Jocelyn Downie, Canada Research Chair in Health Law and Policy at Dalhousie University, presented a case for changing the legal status of assisted suicide and euthanasia in Canada during McGill’s annual Lecture in Health and Law
By Pascal Zamprelli.
Despite a 1993 Supreme Court of Canada decision – the case of Sue Rodriguez – making it clear assisted suicide and euthanasia are illegal in Canada, both are occurring, but prosecutors by and large are not charging anyone. “It’s clearly prohibited, but it’s clearly happening,” said Jocelyn Downie, Canada Research Chair in Health Law and Policy at Dalhousie University. “We have a lot of cases, but people aren’t ending up in jail. There is a Disconnect between the law on the books and the law on the street.”
For her part, Downie believes the law on the books should be changed to allow for both assisted suicide and euthanasia, and she presented a compelling case during McGill’s annual Lecture in Health and Law, co-sponsored by the McGill Research Group on Health and Law and the McGill Biomedical Ethics Unit, with funding from the McGill Beatty Memorial Lecture Series.

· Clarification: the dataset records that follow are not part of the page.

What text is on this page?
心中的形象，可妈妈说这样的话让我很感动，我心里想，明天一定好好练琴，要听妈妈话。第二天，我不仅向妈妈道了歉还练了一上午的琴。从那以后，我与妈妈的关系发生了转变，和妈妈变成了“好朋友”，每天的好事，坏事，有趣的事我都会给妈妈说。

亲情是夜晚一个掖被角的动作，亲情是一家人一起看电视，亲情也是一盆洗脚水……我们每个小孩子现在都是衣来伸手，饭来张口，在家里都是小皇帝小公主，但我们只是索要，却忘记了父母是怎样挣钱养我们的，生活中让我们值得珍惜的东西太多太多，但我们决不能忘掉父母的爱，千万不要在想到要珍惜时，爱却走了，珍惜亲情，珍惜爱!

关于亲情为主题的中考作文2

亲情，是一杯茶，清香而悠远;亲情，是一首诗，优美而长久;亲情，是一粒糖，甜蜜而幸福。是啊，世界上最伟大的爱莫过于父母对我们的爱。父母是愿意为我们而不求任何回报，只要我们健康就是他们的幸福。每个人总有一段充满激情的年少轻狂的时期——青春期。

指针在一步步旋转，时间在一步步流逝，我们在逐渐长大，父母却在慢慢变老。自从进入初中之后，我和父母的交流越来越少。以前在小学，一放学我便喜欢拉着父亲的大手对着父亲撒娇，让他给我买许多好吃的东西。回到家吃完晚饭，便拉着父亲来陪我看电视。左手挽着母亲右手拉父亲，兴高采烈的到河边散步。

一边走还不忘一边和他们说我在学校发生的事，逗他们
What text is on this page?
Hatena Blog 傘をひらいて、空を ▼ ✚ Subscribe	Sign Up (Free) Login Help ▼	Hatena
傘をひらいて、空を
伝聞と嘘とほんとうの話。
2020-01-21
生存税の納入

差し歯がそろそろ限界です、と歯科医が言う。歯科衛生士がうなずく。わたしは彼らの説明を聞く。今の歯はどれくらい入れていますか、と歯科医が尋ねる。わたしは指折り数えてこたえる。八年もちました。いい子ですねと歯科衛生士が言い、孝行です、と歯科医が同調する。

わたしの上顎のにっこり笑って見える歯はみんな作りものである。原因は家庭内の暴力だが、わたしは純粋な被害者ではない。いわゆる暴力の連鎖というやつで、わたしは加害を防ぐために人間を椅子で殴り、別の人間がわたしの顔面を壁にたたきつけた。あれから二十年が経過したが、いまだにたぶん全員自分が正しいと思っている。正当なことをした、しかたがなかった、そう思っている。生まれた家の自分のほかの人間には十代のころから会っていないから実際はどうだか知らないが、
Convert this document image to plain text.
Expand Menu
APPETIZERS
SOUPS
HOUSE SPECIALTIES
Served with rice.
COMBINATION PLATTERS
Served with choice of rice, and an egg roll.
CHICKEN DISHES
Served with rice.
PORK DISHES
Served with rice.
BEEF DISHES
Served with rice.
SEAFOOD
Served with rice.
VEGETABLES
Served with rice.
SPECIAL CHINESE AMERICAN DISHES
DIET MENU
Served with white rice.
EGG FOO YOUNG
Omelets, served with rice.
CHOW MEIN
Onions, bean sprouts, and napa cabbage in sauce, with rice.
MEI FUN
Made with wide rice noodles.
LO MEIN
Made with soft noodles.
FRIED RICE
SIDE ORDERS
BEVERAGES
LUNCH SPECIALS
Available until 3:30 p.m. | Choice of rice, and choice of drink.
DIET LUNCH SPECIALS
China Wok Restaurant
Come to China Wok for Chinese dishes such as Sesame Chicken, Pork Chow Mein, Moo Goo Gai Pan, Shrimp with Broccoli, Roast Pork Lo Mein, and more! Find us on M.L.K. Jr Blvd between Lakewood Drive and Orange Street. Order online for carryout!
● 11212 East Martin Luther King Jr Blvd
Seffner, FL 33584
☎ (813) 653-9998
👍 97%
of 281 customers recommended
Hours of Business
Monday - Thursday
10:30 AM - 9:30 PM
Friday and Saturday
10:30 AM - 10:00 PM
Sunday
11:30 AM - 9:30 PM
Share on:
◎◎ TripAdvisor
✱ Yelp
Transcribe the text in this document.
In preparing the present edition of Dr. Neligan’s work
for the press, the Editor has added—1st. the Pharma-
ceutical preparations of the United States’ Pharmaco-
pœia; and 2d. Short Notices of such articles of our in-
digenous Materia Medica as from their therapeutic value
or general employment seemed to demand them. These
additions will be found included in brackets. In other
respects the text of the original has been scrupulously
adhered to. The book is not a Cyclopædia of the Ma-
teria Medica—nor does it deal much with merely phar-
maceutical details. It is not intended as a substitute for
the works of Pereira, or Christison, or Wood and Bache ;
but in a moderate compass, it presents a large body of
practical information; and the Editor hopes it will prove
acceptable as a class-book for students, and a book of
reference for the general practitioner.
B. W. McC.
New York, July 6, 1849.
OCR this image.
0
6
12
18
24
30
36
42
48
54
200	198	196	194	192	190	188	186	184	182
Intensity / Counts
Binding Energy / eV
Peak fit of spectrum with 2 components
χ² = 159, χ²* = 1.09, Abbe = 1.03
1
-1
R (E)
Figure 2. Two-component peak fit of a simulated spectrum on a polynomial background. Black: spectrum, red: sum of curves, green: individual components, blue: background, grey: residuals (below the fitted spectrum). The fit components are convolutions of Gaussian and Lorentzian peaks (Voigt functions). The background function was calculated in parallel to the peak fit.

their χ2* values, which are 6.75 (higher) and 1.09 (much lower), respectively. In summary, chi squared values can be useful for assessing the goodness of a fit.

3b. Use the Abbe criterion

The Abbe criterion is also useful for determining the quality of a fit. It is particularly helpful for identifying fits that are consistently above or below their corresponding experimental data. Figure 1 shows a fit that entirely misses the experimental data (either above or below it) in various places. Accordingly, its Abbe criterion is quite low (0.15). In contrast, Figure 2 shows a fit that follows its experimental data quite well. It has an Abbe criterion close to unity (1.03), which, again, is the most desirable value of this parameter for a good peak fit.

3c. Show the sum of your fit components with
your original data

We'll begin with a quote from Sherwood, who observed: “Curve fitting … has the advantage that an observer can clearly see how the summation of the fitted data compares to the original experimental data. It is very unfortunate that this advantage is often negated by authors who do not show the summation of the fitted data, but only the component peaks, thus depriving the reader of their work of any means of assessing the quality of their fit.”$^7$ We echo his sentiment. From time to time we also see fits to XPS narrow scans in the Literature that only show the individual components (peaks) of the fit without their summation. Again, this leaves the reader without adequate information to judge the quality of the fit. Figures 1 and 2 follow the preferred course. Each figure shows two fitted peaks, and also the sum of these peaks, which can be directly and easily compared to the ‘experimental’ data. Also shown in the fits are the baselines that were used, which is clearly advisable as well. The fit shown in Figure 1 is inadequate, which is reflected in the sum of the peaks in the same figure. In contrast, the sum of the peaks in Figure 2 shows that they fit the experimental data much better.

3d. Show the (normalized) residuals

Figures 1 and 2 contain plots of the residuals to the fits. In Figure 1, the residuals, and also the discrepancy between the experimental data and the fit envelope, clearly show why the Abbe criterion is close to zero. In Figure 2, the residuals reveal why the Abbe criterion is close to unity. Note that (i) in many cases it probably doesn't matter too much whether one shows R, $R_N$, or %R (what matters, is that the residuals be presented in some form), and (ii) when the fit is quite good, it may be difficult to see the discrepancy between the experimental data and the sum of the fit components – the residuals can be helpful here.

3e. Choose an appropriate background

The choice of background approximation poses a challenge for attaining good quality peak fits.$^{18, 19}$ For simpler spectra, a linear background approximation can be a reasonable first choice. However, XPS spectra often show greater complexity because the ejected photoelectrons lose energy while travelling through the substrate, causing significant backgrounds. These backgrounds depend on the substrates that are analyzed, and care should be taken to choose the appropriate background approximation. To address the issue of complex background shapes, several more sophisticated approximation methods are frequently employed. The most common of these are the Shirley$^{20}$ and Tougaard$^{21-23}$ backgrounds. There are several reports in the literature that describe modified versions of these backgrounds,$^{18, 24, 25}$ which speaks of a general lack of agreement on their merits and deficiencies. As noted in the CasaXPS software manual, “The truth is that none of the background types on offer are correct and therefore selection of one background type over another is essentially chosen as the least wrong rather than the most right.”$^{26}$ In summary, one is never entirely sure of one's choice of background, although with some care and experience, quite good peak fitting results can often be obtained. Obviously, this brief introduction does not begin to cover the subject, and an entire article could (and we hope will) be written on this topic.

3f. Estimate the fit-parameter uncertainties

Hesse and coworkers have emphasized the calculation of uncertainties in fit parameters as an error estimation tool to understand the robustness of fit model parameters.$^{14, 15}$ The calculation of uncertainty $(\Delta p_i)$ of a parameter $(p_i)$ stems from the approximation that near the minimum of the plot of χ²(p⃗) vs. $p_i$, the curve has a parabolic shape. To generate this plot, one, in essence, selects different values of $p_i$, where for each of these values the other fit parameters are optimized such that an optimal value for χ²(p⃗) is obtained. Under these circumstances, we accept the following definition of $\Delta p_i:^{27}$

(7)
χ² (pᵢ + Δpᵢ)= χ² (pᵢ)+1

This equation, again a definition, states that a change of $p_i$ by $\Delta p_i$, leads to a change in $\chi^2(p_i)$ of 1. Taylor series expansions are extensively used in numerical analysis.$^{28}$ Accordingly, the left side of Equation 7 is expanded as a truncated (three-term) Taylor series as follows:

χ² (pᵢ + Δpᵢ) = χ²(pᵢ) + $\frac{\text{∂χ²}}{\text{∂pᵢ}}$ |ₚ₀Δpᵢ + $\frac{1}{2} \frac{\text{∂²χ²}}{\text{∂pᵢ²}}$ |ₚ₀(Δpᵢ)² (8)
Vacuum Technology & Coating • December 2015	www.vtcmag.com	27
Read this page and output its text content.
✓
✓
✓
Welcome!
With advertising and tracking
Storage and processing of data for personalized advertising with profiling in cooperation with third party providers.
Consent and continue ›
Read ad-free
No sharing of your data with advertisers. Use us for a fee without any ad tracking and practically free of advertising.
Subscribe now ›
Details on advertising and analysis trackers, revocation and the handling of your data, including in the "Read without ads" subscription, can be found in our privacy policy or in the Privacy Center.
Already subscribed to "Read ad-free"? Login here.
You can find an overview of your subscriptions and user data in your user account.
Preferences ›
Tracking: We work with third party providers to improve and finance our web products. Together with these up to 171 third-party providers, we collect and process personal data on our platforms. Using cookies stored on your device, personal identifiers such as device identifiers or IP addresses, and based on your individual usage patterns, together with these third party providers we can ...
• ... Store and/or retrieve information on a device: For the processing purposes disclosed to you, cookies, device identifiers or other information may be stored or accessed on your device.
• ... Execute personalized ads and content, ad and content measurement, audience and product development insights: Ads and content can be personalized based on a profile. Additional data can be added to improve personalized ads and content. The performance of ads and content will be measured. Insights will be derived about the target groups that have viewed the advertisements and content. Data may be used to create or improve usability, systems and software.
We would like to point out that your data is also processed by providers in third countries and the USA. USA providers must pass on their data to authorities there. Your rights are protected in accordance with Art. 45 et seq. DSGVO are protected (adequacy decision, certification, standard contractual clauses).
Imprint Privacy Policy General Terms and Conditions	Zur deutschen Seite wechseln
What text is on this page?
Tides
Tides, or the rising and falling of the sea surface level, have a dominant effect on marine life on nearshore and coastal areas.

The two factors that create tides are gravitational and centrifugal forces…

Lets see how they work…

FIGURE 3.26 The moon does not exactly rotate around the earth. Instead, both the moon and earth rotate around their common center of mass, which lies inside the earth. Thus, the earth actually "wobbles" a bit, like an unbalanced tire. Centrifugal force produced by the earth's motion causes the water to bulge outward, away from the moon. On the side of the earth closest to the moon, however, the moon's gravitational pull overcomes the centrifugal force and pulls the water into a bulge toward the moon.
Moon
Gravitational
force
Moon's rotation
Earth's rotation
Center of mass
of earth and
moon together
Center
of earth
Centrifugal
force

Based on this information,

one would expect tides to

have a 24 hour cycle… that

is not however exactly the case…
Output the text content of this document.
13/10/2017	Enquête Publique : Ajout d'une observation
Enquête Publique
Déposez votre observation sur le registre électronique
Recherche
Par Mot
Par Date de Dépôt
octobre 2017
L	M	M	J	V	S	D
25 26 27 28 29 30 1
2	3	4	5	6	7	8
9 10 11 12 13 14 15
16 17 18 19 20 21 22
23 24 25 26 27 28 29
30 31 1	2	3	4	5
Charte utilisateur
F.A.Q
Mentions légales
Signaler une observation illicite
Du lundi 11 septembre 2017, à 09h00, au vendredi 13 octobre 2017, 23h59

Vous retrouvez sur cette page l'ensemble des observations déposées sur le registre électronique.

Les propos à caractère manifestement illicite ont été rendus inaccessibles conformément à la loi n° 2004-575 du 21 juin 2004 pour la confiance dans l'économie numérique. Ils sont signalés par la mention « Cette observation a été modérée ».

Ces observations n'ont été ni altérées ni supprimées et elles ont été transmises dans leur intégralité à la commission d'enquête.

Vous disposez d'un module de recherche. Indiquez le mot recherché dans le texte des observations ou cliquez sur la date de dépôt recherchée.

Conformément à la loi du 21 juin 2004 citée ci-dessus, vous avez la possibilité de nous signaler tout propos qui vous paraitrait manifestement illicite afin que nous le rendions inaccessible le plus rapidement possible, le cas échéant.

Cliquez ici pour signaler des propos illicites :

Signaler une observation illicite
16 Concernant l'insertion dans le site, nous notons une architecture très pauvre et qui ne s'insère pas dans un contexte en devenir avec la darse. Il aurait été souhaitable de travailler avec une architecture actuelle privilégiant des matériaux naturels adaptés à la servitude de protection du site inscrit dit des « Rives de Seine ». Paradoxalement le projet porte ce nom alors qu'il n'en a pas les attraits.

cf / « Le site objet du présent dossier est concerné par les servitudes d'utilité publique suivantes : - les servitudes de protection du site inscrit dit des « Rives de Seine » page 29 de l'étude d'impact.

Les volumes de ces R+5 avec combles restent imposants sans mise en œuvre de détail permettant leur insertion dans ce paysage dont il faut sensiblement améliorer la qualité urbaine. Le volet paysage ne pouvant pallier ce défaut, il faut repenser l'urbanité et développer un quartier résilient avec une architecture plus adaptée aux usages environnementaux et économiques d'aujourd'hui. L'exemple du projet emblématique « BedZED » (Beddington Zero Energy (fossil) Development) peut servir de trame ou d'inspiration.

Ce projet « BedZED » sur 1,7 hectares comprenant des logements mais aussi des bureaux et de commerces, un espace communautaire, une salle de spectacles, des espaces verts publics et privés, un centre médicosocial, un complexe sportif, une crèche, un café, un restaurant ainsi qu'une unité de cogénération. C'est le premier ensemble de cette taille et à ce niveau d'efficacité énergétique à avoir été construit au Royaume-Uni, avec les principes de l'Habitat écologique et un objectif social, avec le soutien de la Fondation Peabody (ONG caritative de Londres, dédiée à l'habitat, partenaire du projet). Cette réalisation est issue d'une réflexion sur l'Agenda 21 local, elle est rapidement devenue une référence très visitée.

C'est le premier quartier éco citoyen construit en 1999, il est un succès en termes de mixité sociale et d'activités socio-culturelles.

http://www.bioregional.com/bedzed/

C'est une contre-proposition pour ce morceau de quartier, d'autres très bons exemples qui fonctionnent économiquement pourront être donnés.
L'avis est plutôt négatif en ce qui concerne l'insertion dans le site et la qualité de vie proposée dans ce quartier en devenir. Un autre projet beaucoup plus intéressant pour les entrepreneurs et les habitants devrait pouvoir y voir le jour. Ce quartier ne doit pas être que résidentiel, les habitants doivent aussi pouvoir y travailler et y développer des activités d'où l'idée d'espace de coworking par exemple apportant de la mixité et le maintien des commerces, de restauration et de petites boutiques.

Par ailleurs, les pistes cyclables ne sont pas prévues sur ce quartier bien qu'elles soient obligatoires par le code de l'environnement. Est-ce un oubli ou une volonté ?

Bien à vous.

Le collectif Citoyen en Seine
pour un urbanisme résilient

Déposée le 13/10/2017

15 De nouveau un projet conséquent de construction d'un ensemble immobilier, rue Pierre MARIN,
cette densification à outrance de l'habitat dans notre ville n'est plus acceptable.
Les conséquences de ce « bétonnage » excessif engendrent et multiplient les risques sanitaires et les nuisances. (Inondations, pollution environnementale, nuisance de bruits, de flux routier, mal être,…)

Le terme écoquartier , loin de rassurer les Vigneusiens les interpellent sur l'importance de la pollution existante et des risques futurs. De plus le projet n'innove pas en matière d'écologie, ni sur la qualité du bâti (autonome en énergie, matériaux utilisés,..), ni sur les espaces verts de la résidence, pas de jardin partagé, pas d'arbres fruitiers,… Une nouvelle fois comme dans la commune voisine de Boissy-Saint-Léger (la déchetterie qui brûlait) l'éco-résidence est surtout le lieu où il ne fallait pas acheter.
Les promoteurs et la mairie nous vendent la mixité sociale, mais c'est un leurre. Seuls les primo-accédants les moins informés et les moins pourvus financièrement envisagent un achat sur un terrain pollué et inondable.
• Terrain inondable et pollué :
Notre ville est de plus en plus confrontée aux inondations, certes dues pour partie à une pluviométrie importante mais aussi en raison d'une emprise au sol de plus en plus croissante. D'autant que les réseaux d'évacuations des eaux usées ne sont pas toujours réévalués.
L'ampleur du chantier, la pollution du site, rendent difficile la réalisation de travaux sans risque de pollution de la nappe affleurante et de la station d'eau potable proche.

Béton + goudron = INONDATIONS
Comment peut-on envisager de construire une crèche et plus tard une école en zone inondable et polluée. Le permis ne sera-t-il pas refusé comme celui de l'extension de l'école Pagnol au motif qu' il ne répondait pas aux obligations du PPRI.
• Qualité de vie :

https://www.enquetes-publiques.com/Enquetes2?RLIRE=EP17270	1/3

Downie began with an important overview of terminology. There are in fact five different scenarios in the “care for the dying” spectrum that people have a tendency to confuse, three of which are legal in Canada and two of which are not. Withholding potentially life-sustaining treatment, such as a blood transfusion, at the request of a competent patient, is perfectly legal. Withdrawing potentially life-sustaining treatment (the ubiquitous “pulling the plug” scenario) is also legal, as is potentially life shortening symptom relief (for instance, increasing the levels of morphine for a dying patient in order to “stay ahead of the pain,” knowing this will likely kill the patient eventually).
None of these qualify as assisted suicide or euthanasia, both of which are illegal. The difference between assisted suicide and euthanasia is simply the “agent” of the act – with respect to the former, the patient takes the final act to end his or her own life but requires assistance to do so (i.e., someone prepares a lethal cocktail for them), while in the case of euthanasia the final act itself is performed by a third party, such as a doctor administering a lethal injection.
Downie believes there is no logical way to explain why some acts are illegal and others are not – noting, for instance, the physical and moral similarities between pulling the plug (legal) and a lethal injection (illegal). She presented three of the usual justifications for separating the scenarios into legal and illegal categories, each of which she believes fall apart under closer scrutiny: a distinction between acts and omissions, a distinction between a natural and an unnatural death, and a distinction between the intention to alleviate suffering and the intention to end life.
“The withdrawal of potentially life sustaining treatment is as much an act as assisted suicide and euthanasia are acts,” she said. “When you withdraw a respirator, you are doing something, and so withdrawing is an act.”
It follows for Downie that withdrawing potentially life-sustaining treatment causes a death no more “natural” than a lethal injection, because even though the disease is what ultimately ends life, it would not but for the withdrawal. Furthermore, the intention to alleviate suffering/intention to end life distinction also falls apart logically, because the ending of life is in fact the means to alleviate suffering, so the intention is fundamentally the same.
Downie also presented empirical evidence from other jurisdictions where assisted suicide and euthanasia are legal, such as the Netherlands and the state of Oregon, to demonstrate that legalization does not lead to increased recourse to assisted suicide or euthanasia, or abuse of the procedures leading to non-voluntary euthanasia for instance, as many opponents predict it would.
Recognizing that end of life law and policy is a “difficult, highly charged, complex area,” Downie also emphasized the importance of respectful engagement. “Too often discussions of euthanasia and assisted suicide devolve into sloganeering, shouting matches, and vitriolic ad hominems,” she said.
“We need to seek to understand what beliefs and values are motivating the positions of others. Then challenge their positions and be open to a challenge back about inconsistencies, about invalid arguments, about factual errors. Often we can come to agreement through this process. That said, there will still be times where you don’t come to agreement because you have a values disagreement. You can respect the remaining value differences.”